For what it’s worth, I’m still praying this three-tiered deal like the persistent widow in Luke 18. So one day on the job at Son & Dad Tree Service, Inc, The Son has me do my absolute least favorite part of this job – split wood.

Truth is, I’m not a very strong guy. I have a high level of endurance because of my thin size so I can work hard all day. But to go at something with repetitive strength wears me out quicker than a weak kitten after 10-15 minutes. Then I’m worthless the rest of the day.

I’ve been working on this small pile of mesquite to split for a few weeks. And every other day The Son makes the pile bigger.

So it’s the end of my day and after about 10 minutes of splitting I figure I’ll just quit and go home.
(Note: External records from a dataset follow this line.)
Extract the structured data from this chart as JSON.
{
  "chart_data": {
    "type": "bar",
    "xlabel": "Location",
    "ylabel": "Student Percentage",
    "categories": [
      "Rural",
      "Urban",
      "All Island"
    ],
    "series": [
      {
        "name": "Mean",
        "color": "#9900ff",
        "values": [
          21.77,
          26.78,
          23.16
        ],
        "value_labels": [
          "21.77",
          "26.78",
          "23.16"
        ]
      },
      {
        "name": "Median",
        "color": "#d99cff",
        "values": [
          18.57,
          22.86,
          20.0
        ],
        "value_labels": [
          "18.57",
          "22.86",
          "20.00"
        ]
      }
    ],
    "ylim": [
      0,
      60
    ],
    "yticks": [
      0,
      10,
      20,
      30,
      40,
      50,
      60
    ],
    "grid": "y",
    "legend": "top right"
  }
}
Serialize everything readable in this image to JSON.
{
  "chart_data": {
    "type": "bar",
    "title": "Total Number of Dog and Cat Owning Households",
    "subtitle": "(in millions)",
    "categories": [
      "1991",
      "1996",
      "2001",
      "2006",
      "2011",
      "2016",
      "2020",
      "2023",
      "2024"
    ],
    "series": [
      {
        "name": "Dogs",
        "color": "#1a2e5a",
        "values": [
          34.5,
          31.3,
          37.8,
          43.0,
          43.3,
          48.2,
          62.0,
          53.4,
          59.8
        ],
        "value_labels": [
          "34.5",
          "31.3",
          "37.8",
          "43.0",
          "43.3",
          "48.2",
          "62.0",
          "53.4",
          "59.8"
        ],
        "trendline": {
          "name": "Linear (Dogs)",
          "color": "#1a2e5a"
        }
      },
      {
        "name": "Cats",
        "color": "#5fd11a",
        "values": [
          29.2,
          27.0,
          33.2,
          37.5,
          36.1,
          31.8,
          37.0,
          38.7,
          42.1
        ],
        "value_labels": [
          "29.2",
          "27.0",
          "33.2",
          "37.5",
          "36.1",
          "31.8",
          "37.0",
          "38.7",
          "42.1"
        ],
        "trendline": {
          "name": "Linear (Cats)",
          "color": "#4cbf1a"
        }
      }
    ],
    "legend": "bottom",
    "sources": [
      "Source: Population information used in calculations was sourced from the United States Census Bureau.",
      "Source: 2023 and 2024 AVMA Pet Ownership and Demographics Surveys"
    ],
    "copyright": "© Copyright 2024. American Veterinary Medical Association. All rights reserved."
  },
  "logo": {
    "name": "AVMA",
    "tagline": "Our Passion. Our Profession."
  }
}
The pile will be waiting for me later. But for some weird-ass reason, I get this notion to keep at it. I kept saying I’d quit after two more. Then another two. And so forth.

And before I knew it the whole pile was finished in like 20 minutes. And I wasn’t wore out. And I got better with each one.

I know this example and my analogy sounds so gay, but maybe this was the CEO showing me about sticking with it through the wilderness.